Similar to how you can derive the normal distribution as the distribution where the probability near a point exponentially decays with the square of the number of standard deviations you are away from the mean I was wondering if its possible to derive a similar distribution with multiple different means $\mu_i$ each with its own standard deviation $\sigma_i$ where probability exponentially decays with the square of the number of standard deviations to the closest mean i.e. the density is
$$f(x)\propto exp(-(x-\mu_k)^2/(2\sigma_k^2))$$
where $\mu_k$ is the closest mean in terms of the number of standard deviations $\sigma_k$ from x to $\mu$.
Is it possible to integrate the expression above and find a normalisation coefficient?
It sounds a lot like a Gaussian mixture model which I've briefly read about.

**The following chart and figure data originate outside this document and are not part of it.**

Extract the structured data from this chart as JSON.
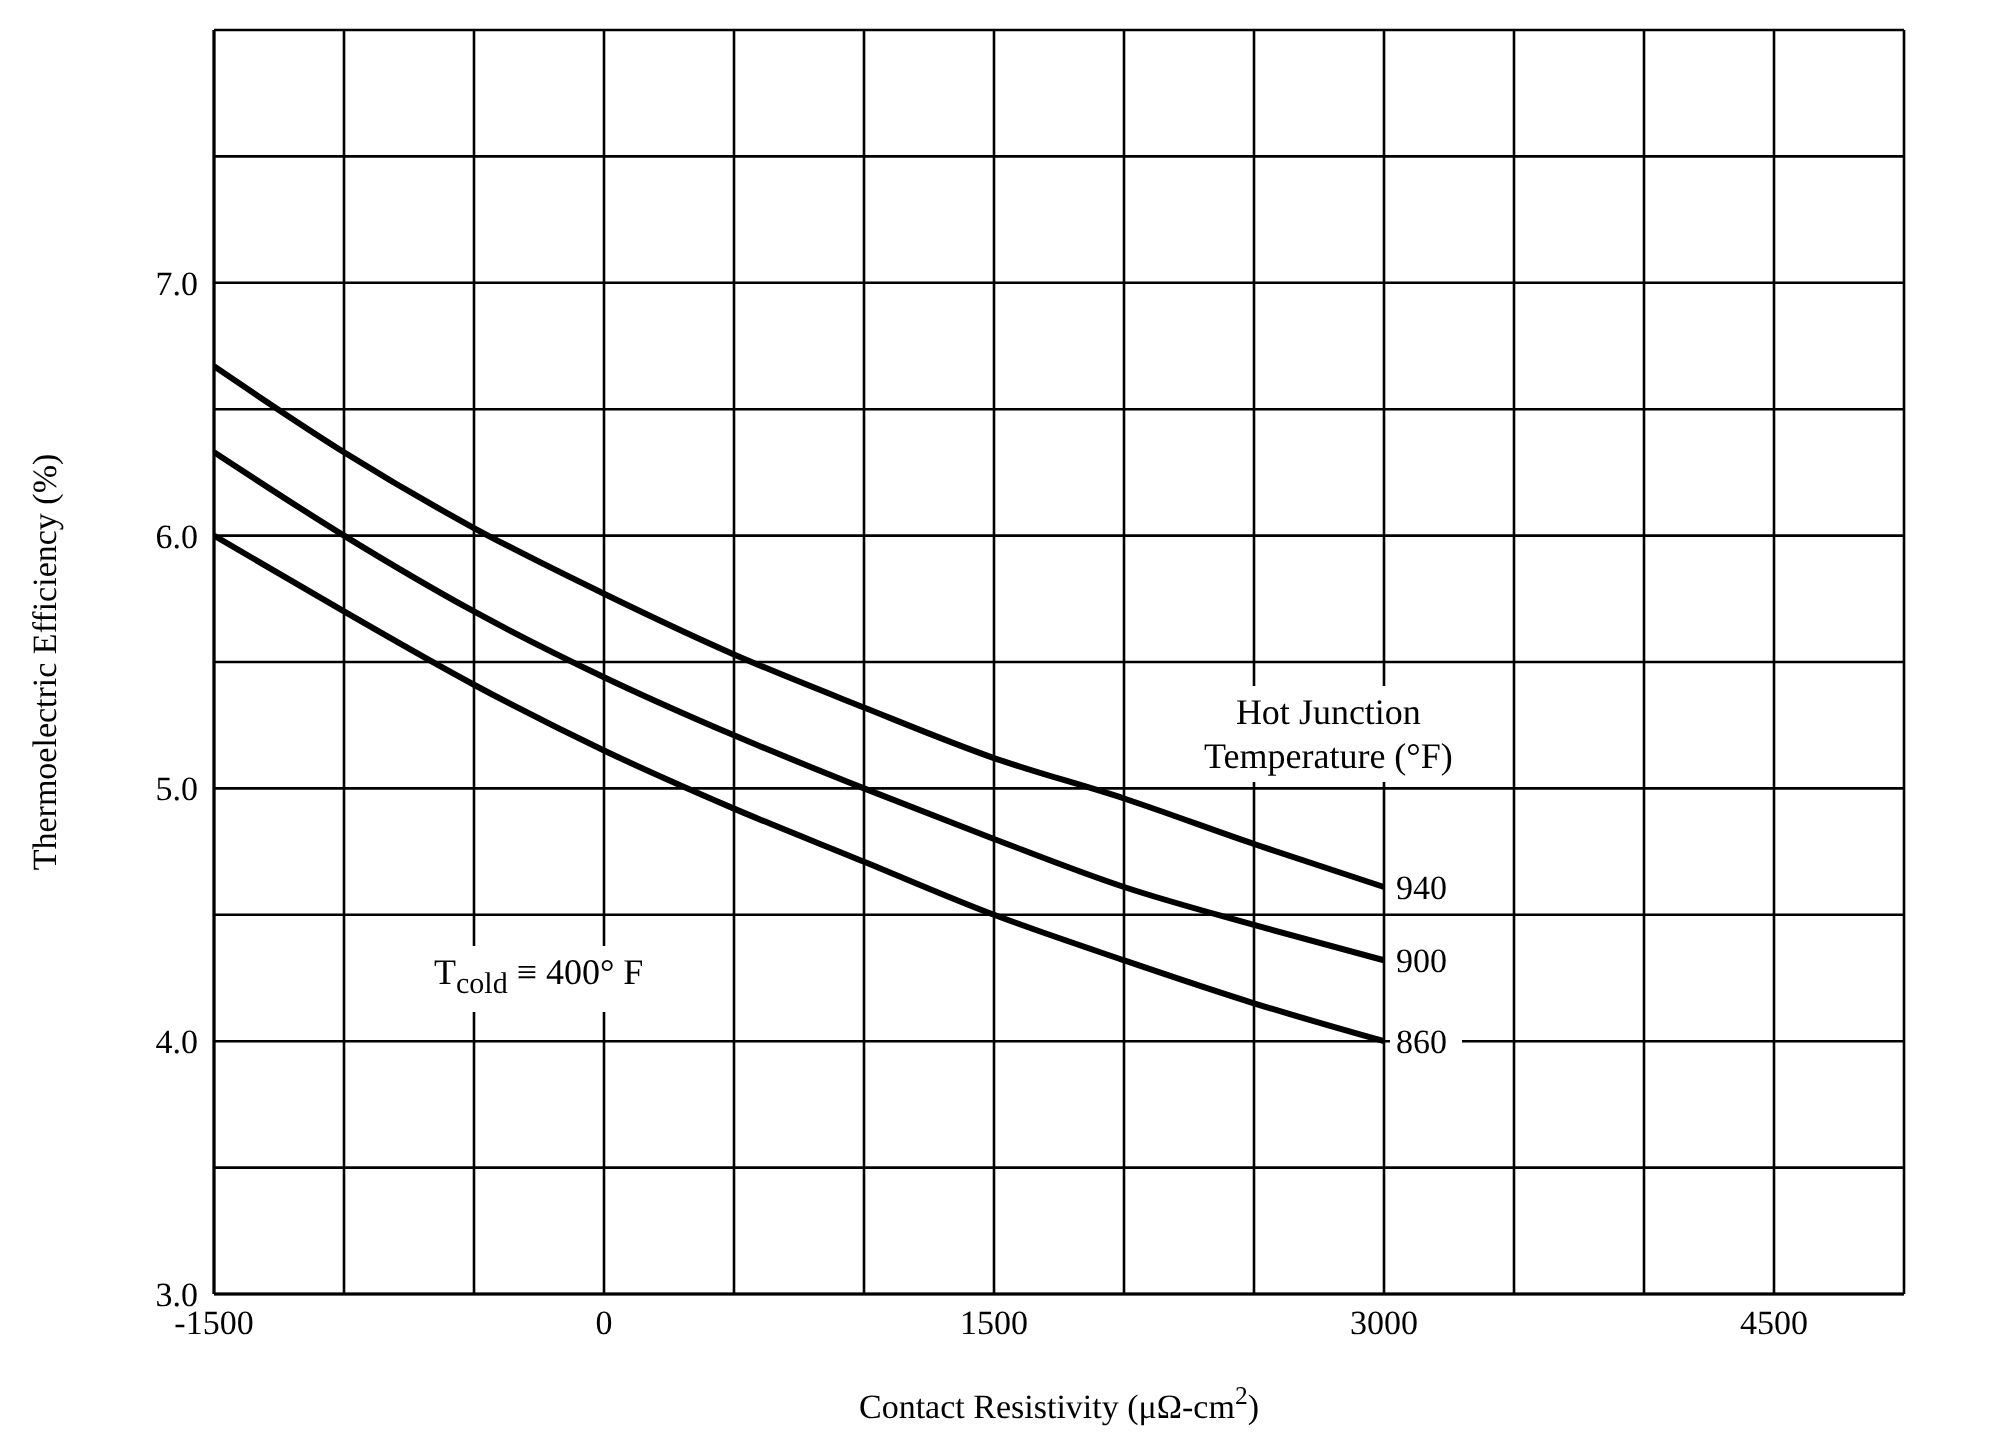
{
  "chart_data": {
    "type": "line",
    "xlabel": "Contact Resistivity (μΩ-cm$^{2}$)",
    "ylabel": "Thermoelectric Efficiency (%)",
    "x": [
      -1500,
      -1000,
      -500,
      0,
      500,
      1000,
      1500,
      2000,
      2500,
      3000
    ],
    "series": [
      {
        "name": "940",
        "color": "#000000",
        "values": [
          6.67,
          6.33,
          6.03,
          5.77,
          5.53,
          5.32,
          5.12,
          4.96,
          4.78,
          4.61
        ]
      },
      {
        "name": "900",
        "color": "#000000",
        "values": [
          6.33,
          6.0,
          5.7,
          5.44,
          5.21,
          5.0,
          4.8,
          4.61,
          4.46,
          4.32
        ]
      },
      {
        "name": "860",
        "color": "#000000",
        "values": [
          6.0,
          5.7,
          5.41,
          5.15,
          4.92,
          4.71,
          4.5,
          4.32,
          4.15,
          4.0
        ]
      }
    ],
    "xlim": [
      -1500,
      5000
    ],
    "xticks": [
      -1500,
      {
        "value": -1000,
        "label": null
      },
      {
        "value": -500,
        "label": null
      },
      0,
      {
        "value": 500,
        "label": null
      },
      {
        "value": 1000,
        "label": null
      },
      1500,
      {
        "value": 2000,
        "label": null
      },
      {
        "value": 2500,
        "label": null
      },
      3000,
      {
        "value": 3500,
        "label": null
      },
      {
        "value": 4000,
        "label": null
      },
      4500,
      {
        "value": 5000,
        "label": null
      }
    ],
    "ylim": [
      3,
      8
    ],
    "yticks": [
      {
        "value": 3,
        "label": "3.0"
      },
      {
        "value": 3.5,
        "label": null
      },
      {
        "value": 4,
        "label": "4.0"
      },
      {
        "value": 4.5,
        "label": null
      },
      {
        "value": 5,
        "label": "5.0"
      },
      {
        "value": 5.5,
        "label": null
      },
      {
        "value": 6,
        "label": "6.0"
      },
      {
        "value": 6.5,
        "label": null
      },
      {
        "value": 7,
        "label": "7.0"
      },
      {
        "value": 7.5,
        "label": null
      },
      {
        "value": 8,
        "label": null
      }
    ],
    "grid": true,
    "marker": "none",
    "line_style": "solid",
    "annotations": [
      "Hot Junction\nTemperature (°F)",
      "T$_{cold}$ ≡ 400° F"
    ]
  }
}
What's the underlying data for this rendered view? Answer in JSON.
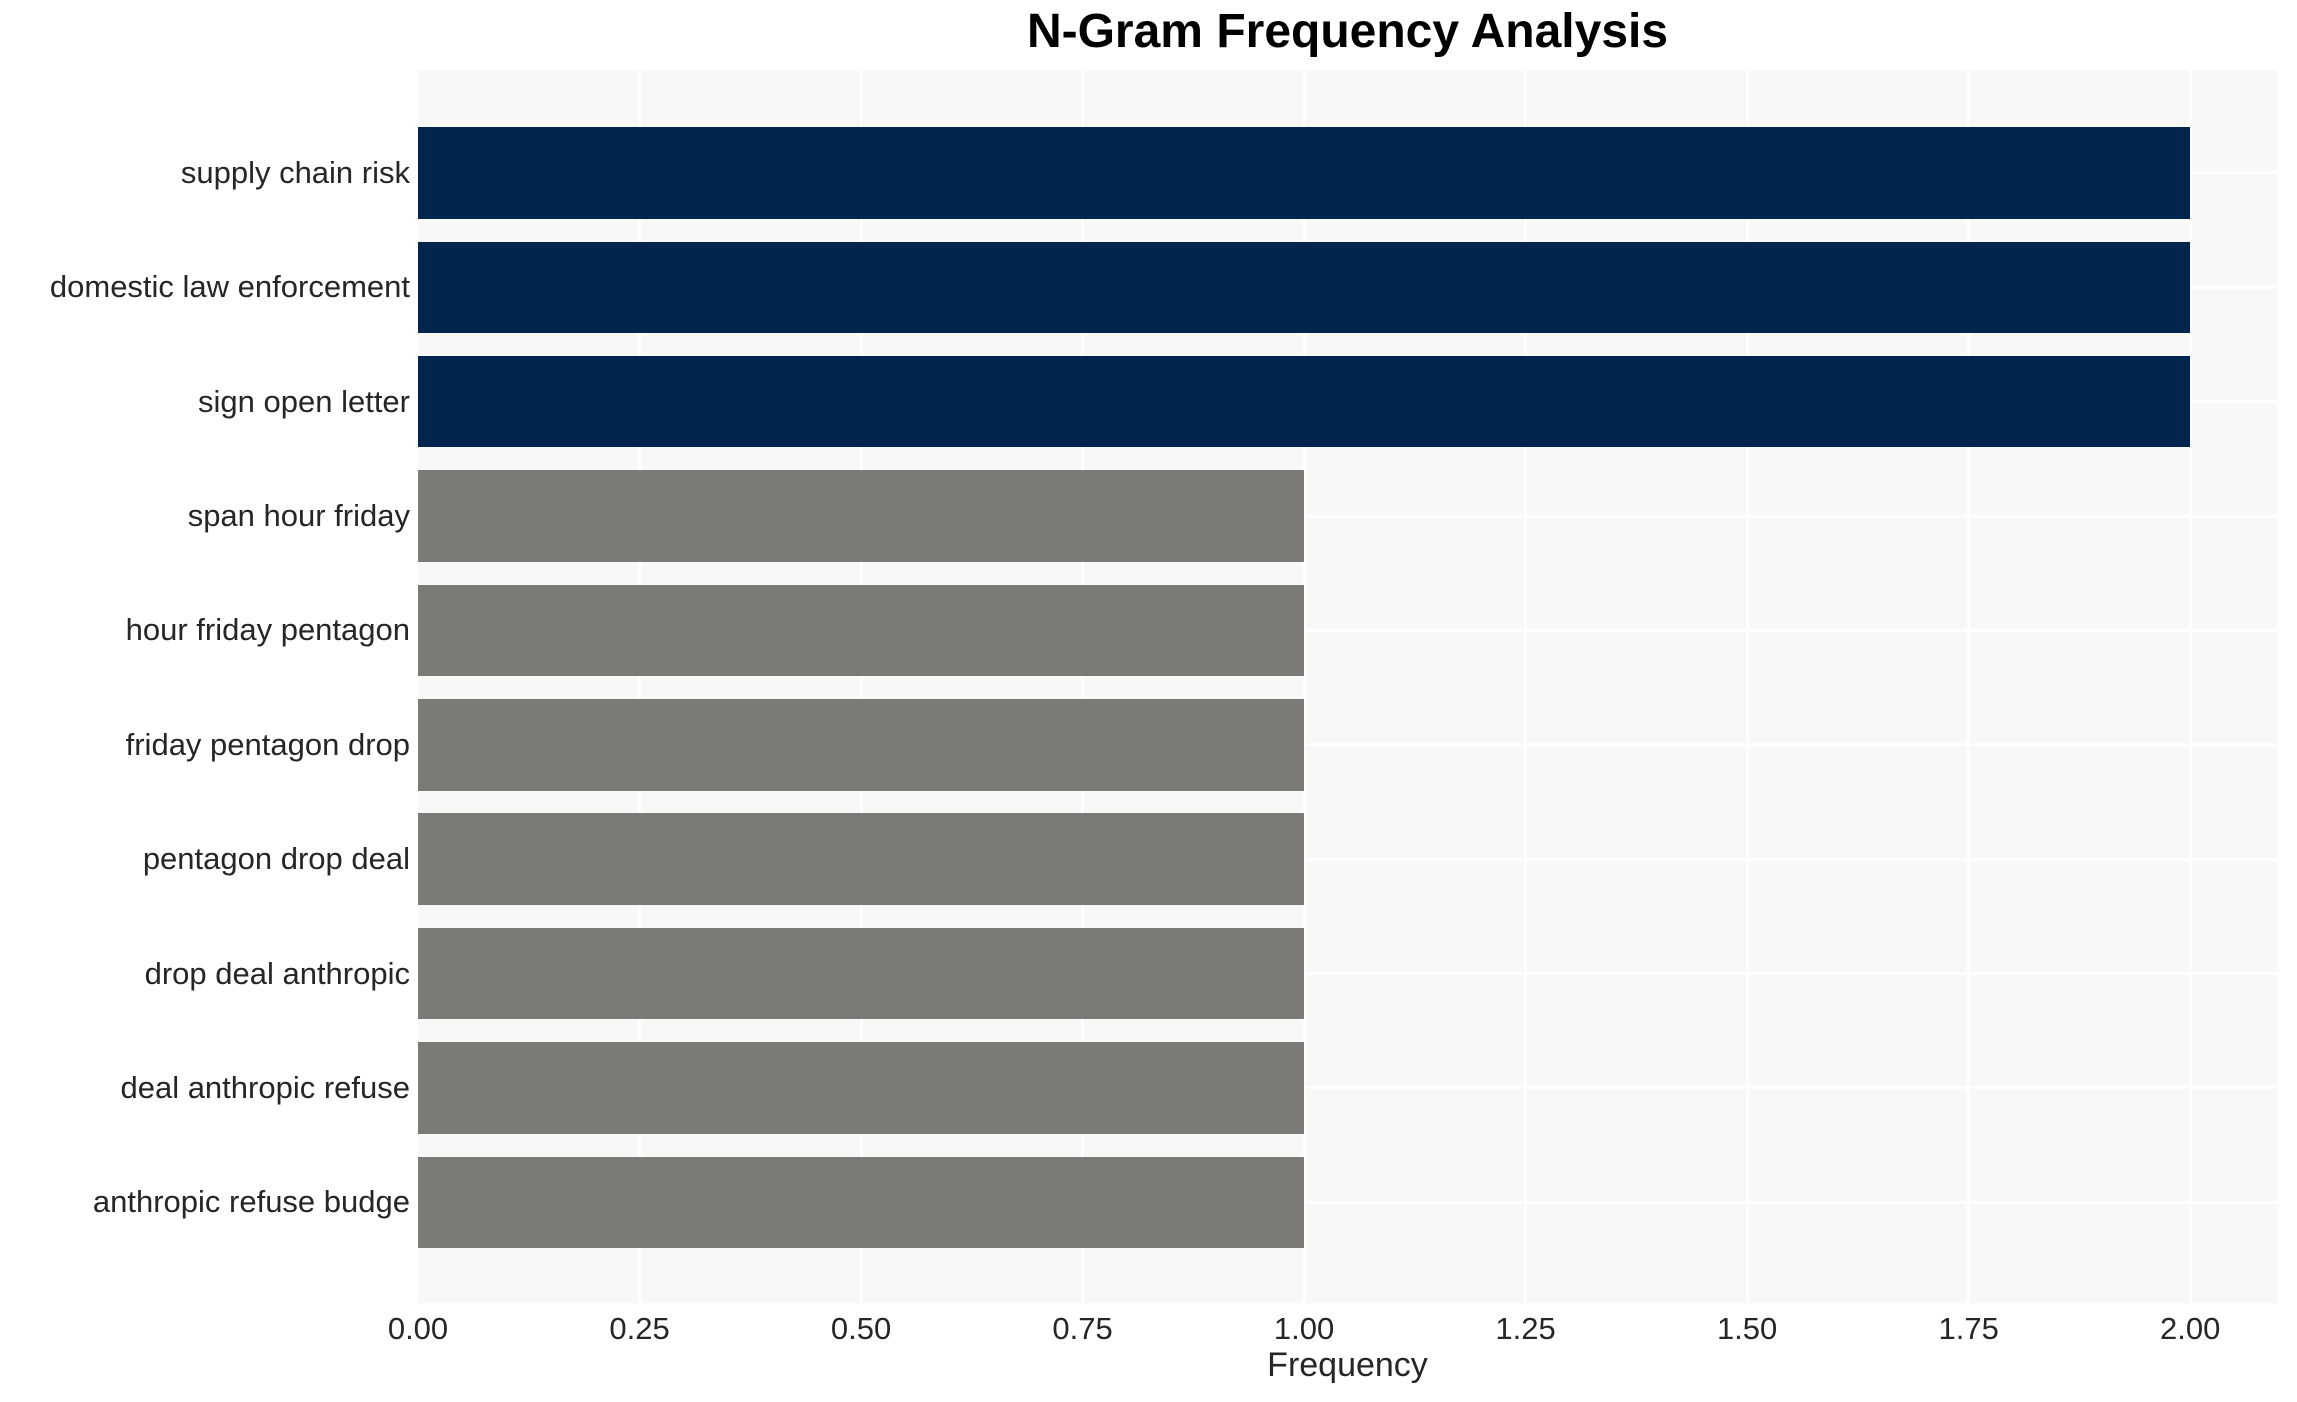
{
  "chart_data": {
    "type": "bar",
    "orientation": "horizontal",
    "title": "N-Gram Frequency Analysis",
    "xlabel": "Frequency",
    "ylabel": "",
    "categories": [
      "supply chain risk",
      "domestic law enforcement",
      "sign open letter",
      "span hour friday",
      "hour friday pentagon",
      "friday pentagon drop",
      "pentagon drop deal",
      "drop deal anthropic",
      "deal anthropic refuse",
      "anthropic refuse budge"
    ],
    "values": [
      2.0,
      2.0,
      2.0,
      1.0,
      1.0,
      1.0,
      1.0,
      1.0,
      1.0,
      1.0
    ],
    "bar_colors": [
      "#02254d",
      "#02254d",
      "#02254d",
      "#7b7a77",
      "#7b7a77",
      "#7b7a77",
      "#7b7a77",
      "#7b7a77",
      "#7b7a77",
      "#7b7a77"
    ],
    "x_tick_labels": [
      "0.00",
      "0.25",
      "0.50",
      "0.75",
      "1.00",
      "1.25",
      "1.50",
      "1.75",
      "2.00"
    ],
    "x_tick_values": [
      0.0,
      0.25,
      0.5,
      0.75,
      1.0,
      1.25,
      1.5,
      1.75,
      2.0
    ],
    "xlim": [
      0,
      2.098
    ],
    "grid": true,
    "legend": false,
    "colors": {
      "highlight_bar": "#02254d",
      "muted_bar": "#7b7a77",
      "panel_background": "#f8f8f7",
      "gridline": "#ffffff",
      "tick_text": "#262626",
      "title_text": "#000000"
    }
  }
}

If the probability exponentially decays with distance to the closest mean in terms of standard deviations then I believe you will get a normally shaped distribution around each mean and when you are equally close to two distributions in terms of standard deviations then the probability is equally likely that you came from either component and this is where the density will switch from one Gaussian shape to a Gaussian shape centred at another point.
Does that make sense? Basically I'm wondering if this characterisation of a density function that exponentially decays with the number of standard deviations to the closest $\mu_k$ is equivalent to the normal definition of a Gaussian mixture model where you have a linear combination of Gaussians where the coefficients are between zero and one.
EDIT: Another idea I had was imagine if instead of a finite number of discrete means you had a parametric curve such that the probability density exponentially decays with the number of standard deviations to the closest point on the curve. Now that definitely doesn't seem like a traditional Gaussian mixture model.